From: David Woodhouse
Date: Thu Nov 23 2023 - 10:15:32 EST


On 23 November 2023 15:13:45 GMT, Peter Zijlstra <peterz@xxxxxxxxxxxxx> wrote:
>On Thu, Nov 23, 2023 at 03:05:15PM +0000, David Woodhouse wrote:
>> On 23 November 2023 15:01:19 GMT, Peter Zijlstra <peterz@xxxxxxxxxxxxx> wrote:
>> >On Thu, Nov 23, 2023 at 09:00:41AM +0000, David Woodhouse wrote:
>> >> Is this telling me that I'm no longer allowed to take a read_lock() in
>> >> a callback for an HRTIMER_MODE_ABS_HARD timer? Is that intentional?
>> >>
>> >> If I must, I can probably cope with this by using read_trylock()
>> >> instead. The object being locked is a cache, and we opportunistically
>> >> try to use it from the fast path but fall back to a slow path in
>> >> process context which will revalidate and try again. So if someone
>> >> *has* taken the write lock, it's a fairly safe bet that the cache is
>> >> going to be invalidated and we were going to take the slow path anyway.
>> >>
>> >> [ 62.336965] =============================
>> >> [ 62.336973] [ BUG: Invalid wait context ]
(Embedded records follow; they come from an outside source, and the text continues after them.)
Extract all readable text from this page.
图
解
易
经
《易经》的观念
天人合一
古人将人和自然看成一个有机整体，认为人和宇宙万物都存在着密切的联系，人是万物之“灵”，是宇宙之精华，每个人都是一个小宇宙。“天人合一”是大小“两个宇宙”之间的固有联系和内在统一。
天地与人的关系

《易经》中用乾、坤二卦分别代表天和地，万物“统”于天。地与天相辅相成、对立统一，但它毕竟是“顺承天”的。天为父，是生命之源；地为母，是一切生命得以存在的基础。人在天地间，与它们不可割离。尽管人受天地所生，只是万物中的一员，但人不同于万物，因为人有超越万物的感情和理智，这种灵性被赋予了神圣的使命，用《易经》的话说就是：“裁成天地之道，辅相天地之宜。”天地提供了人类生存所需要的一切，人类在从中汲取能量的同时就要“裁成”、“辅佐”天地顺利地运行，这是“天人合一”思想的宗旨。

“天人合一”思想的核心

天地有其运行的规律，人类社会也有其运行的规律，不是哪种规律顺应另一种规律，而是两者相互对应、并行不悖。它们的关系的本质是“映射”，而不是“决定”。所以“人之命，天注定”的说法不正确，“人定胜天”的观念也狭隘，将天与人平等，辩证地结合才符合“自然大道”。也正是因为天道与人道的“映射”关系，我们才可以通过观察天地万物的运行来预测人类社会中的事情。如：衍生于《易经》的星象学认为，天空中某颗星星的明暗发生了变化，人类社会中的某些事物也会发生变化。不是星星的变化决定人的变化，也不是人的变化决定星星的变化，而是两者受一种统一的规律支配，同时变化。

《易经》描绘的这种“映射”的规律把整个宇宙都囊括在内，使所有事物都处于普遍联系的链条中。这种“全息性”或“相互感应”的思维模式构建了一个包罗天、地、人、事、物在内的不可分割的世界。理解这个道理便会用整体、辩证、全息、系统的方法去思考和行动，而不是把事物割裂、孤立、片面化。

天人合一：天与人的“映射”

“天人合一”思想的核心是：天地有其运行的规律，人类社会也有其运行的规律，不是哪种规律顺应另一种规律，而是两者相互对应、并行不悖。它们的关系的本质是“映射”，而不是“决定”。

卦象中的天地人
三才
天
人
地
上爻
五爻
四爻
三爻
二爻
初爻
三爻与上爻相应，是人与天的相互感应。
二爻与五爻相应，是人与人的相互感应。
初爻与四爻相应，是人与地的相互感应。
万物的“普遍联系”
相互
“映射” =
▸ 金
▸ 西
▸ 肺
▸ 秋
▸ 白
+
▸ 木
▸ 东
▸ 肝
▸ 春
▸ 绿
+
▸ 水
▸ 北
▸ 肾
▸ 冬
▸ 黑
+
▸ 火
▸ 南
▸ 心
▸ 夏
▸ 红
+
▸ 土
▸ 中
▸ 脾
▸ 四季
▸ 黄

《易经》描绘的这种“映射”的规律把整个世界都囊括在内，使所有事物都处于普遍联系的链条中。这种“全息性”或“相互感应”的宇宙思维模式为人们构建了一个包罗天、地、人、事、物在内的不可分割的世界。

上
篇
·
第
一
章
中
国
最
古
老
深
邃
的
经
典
>> >> [ 62.336992] 6.7.0-rc1+ #1437 Tainted: G I
>> >> [ 62.337001] -----------------------------
>> >> [ 62.337008] qemu-system-x86/1935 is trying to lock:
>> >> [ 62.337017] ffffc900018fecc0 (&gpc->lock){....}-{3:3}, at: kvm_xen_set_evtchn_fast+0xe7/0x460 [kvm]
>> >> [ 62.337133] other info that might help us debug this:
>> >> [ 62.337142] context-{2:2}
>> >> [ 62.337148] 2 locks held by qemu-system-x86/1935:
>> >> [ 62.337156] #0: ffff888108f780b0 (&vcpu->mutex){+.+.}-{4:4}, at: kvm_vcpu_ioctl+0x7f/0x730 [kvm]
>> >> [ 62.337239] #1: ffffc900018ff2d8 (&kvm->srcu){.?.+}-{0:0}, at: kvm_xen_set_evtchn_fast+0xcd/0x460 [kvm]
>> >> [ 62.337339] stack backtrace:
>> >> [ 62.337346] CPU: 7 PID: 1935 Comm: qemu-system-x86 Tainted: G I 6.7.0-rc1+ #1437
>> >> [ 62.337370] Hardware name: Intel Corporation S2600CW/S2600CW, BIOS SE5C610.86B.01.01.0008.021120151325 02/11/2015
>> >> [ 62.337384] Call Trace:
>> >> [ 62.337390] <IRQ>
>> >> [ 62.337395] dump_stack_lvl+0x57/0x90
>> >> [ 62.337407] __lock_acquire+0x7bb/0xbb0
>> >> [ 62.337416] ? __lock_acquire+0x4f0/0xbb0
>> >> [ 62.337425] lock_acquire.part.0+0xad/0x240
>> >> [ 62.337433] ? kvm_xen_set_evtchn_fast+0xe7/0x460 [kvm]
>> >> [ 62.337512] ? rcu_is_watching+0xd/0x40
>> >> [ 62.337520] ? lock_acquire+0xf2/0x110
>> >> [ 62.337529] __raw_read_lock_irqsave+0x4e/0xa0
>> >> [ 62.337538] ? kvm_xen_set_evtchn_fast+0xe7/0x460 [kvm]
>> >> [ 62.337604] kvm_xen_set_evtchn_fast+0xe7/0x460 [kvm]
>> >> [ 62.337669] ? kvm_xen_set_evtchn_fast+0xcd/0x460 [kvm]
>> >> [ 62.337734] xen_timer_callback+0x86/0xc0 [kvm]
>> >
>> >xen_timer_callback is HRTIMER_MODE_ABS_HARD, which means it will still
>> >run in IRQ context for PREEMPT_RT.
>> >
>> >OTOH read_lock_irqsave() is not a raw spinlock and will be turned into a
>> >blocking lock.
>> >
>> >This then gives scheduling from IRQ context, which is somewhat frowned
>> >upon.
>> >
>> >Warning is real and valid.
>>
>>
>> ... or at least will be when PREEMPT_RT turns the read_lock into a mutex?
>
>Right, this check specifically validates the RT lock nesting rules.
>
>> But there is no raw version of read_lock(). Can we have one please?
>
>Should be possible, but is somewhat non-trivial, it is very easy to
>create significant latencies with RW locks. Definitely not something I'm
>going to be able to do in a hurry.
>
>Also, I suspect Thomas is going to strongly suggest not going down that
>road and looking if this can be solved differently.

That's the "If I must…" paragraph above. I'll hack it up. Thanks.